What to expect from the Kirin 9000
After some deadlock with CPU and GPU specs between the Kirin 980 and 990, the Kirin 9000 will offer a tangible performance boost, particularly in gaming. Although the absence of a cutting-edge Cortex-A78 CPU means that any performance advantage over its rivals may be short-lived.

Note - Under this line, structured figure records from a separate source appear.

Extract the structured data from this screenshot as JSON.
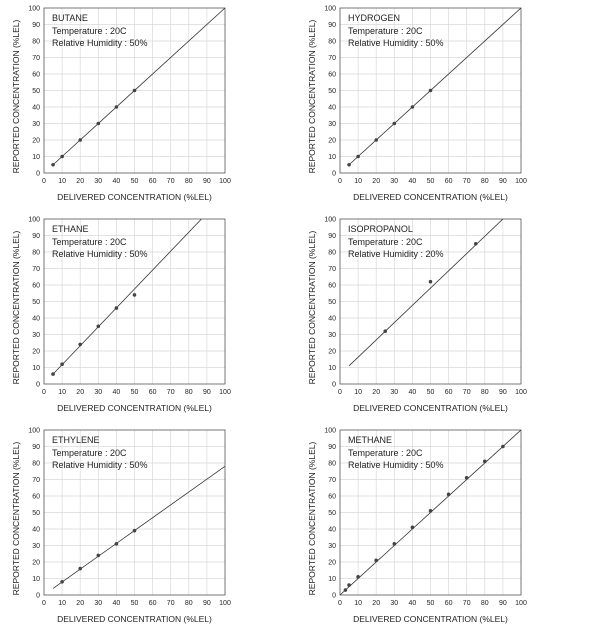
{
  "chart_data": [
    {
      "type": "scatter",
      "title": "BUTANE",
      "annotations": [
        "Temperature : 20C",
        "Relative Humidity : 50%"
      ],
      "xlabel": "DELIVERED CONCENTRATION (%LEL)",
      "ylabel": "REPORTED CONCENTRATION (%LEL)",
      "xlim": [
        0,
        100
      ],
      "ylim": [
        0,
        100
      ],
      "xticks": [
        "0",
        "10",
        "20",
        "30",
        "40",
        "50",
        "60",
        "70",
        "80",
        "90",
        "100"
      ],
      "yticks": [
        "0",
        "10",
        "20",
        "30",
        "40",
        "50",
        "60",
        "70",
        "80",
        "90",
        "100"
      ],
      "grid": true,
      "series": [
        {
          "x": [
            5,
            10,
            20,
            30,
            40,
            50
          ],
          "y": [
            5,
            10,
            20,
            30,
            40,
            50
          ]
        }
      ],
      "line": {
        "x": [
          5,
          100
        ],
        "y": [
          5,
          100
        ]
      }
    },
    {
      "type": "scatter",
      "title": "HYDROGEN",
      "annotations": [
        "Temperature : 20C",
        "Relative Humidity : 50%"
      ],
      "xlabel": "DELIVERED CONCENTRATION (%LEL)",
      "ylabel": "REPORTED CONCENTRATION (%LEL)",
      "xlim": [
        0,
        100
      ],
      "ylim": [
        0,
        100
      ],
      "xticks": [
        "0",
        "10",
        "20",
        "30",
        "40",
        "50",
        "60",
        "70",
        "80",
        "90",
        "100"
      ],
      "yticks": [
        "0",
        "10",
        "20",
        "30",
        "40",
        "50",
        "60",
        "70",
        "80",
        "90",
        "100"
      ],
      "grid": true,
      "series": [
        {
          "x": [
            5,
            10,
            20,
            30,
            40,
            50
          ],
          "y": [
            5,
            10,
            20,
            30,
            40,
            50
          ]
        }
      ],
      "line": {
        "x": [
          5,
          100
        ],
        "y": [
          5,
          100
        ]
      }
    },
    {
      "type": "scatter",
      "title": "ETHANE",
      "annotations": [
        "Temperature : 20C",
        "Relative Humidity : 50%"
      ],
      "xlabel": "DELIVERED CONCENTRATION (%LEL)",
      "ylabel": "REPORTED CONCENTRATION (%LEL)",
      "xlim": [
        0,
        100
      ],
      "ylim": [
        0,
        100
      ],
      "xticks": [
        "0",
        "10",
        "20",
        "30",
        "40",
        "50",
        "60",
        "70",
        "80",
        "90",
        "100"
      ],
      "yticks": [
        "0",
        "10",
        "20",
        "30",
        "40",
        "50",
        "60",
        "70",
        "80",
        "90",
        "100"
      ],
      "grid": true,
      "series": [
        {
          "x": [
            5,
            10,
            20,
            30,
            40,
            50
          ],
          "y": [
            6,
            12,
            24,
            35,
            46,
            54
          ]
        }
      ],
      "line": {
        "x": [
          5,
          87
        ],
        "y": [
          6,
          100
        ]
      }
    },
    {
      "type": "scatter",
      "title": "ISOPROPANOL",
      "annotations": [
        "Temperature : 20C",
        "Relative Humidity : 20%"
      ],
      "xlabel": "DELIVERED CONCENTRATION (%LEL)",
      "ylabel": "REPORTED CONCENTRATION (%LEL)",
      "xlim": [
        0,
        100
      ],
      "ylim": [
        0,
        100
      ],
      "xticks": [
        "0",
        "10",
        "20",
        "30",
        "40",
        "50",
        "60",
        "70",
        "80",
        "90",
        "100"
      ],
      "yticks": [
        "0",
        "10",
        "20",
        "30",
        "40",
        "50",
        "60",
        "70",
        "80",
        "90",
        "100"
      ],
      "grid": true,
      "series": [
        {
          "x": [
            25,
            50,
            75
          ],
          "y": [
            32,
            62,
            85
          ]
        }
      ],
      "line": {
        "x": [
          5,
          90
        ],
        "y": [
          11,
          100
        ]
      }
    },
    {
      "type": "scatter",
      "title": "ETHYLENE",
      "annotations": [
        "Temperature : 20C",
        "Relative Humidity : 50%"
      ],
      "xlabel": "DELIVERED CONCENTRATION (%LEL)",
      "ylabel": "REPORTED CONCENTRATION (%LEL)",
      "xlim": [
        0,
        100
      ],
      "ylim": [
        0,
        100
      ],
      "xticks": [
        "0",
        "10",
        "20",
        "30",
        "40",
        "50",
        "60",
        "70",
        "80",
        "90",
        "100"
      ],
      "yticks": [
        "0",
        "10",
        "20",
        "30",
        "40",
        "50",
        "60",
        "70",
        "80",
        "90",
        "100"
      ],
      "grid": true,
      "series": [
        {
          "x": [
            10,
            20,
            30,
            40,
            50
          ],
          "y": [
            8,
            16,
            24,
            31,
            39
          ]
        }
      ],
      "line": {
        "x": [
          5,
          100
        ],
        "y": [
          4,
          78
        ]
      }
    },
    {
      "type": "scatter",
      "title": "METHANE",
      "annotations": [
        "Temperature : 20C",
        "Relative Humidity : 50%"
      ],
      "xlabel": "DELIVERED CONCENTRATION (%LEL)",
      "ylabel": "REPORTED CONCENTRATION (%LEL)",
      "xlim": [
        0,
        100
      ],
      "ylim": [
        0,
        100
      ],
      "xticks": [
        "0",
        "10",
        "20",
        "30",
        "40",
        "50",
        "60",
        "70",
        "80",
        "90",
        "100"
      ],
      "yticks": [
        "0",
        "10",
        "20",
        "30",
        "40",
        "50",
        "60",
        "70",
        "80",
        "90",
        "100"
      ],
      "grid": true,
      "series": [
        {
          "x": [
            3,
            5,
            10,
            20,
            30,
            40,
            50,
            60,
            70,
            80,
            90
          ],
          "y": [
            3,
            6,
            11,
            21,
            31,
            41,
            51,
            61,
            71,
            81,
            90
          ]
        }
      ],
      "line": {
        "x": [
          0,
          100
        ],
        "y": [
          0,
          100
        ]
      }
    }
  ]
}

But CPU grunt isn’t everything. Huawei’s latest SoC continues to offer highly competitive machine, modem and image learning technologies that enable your hardware to stay on the cutting edge. However, unless things change with the trade dispute between the United States and China, the Kirin 9000 will be the last in-house chipset from Huawei and HiSilicon. We’ll just have to wait and see what this means for Huawei phones and their cutting-edge features in the future.
The Kirin 9000 debuts in the Huawei Mate 40 Pro and Mate 40 Pro Plus, while the Kirin 9000E powers the more affordable Mate 40 model. Stay tuned to see how the Kirin 9000 compares to other high-end mobile SoCs.
Next: Can Huawei survive without its custom Kirin chips?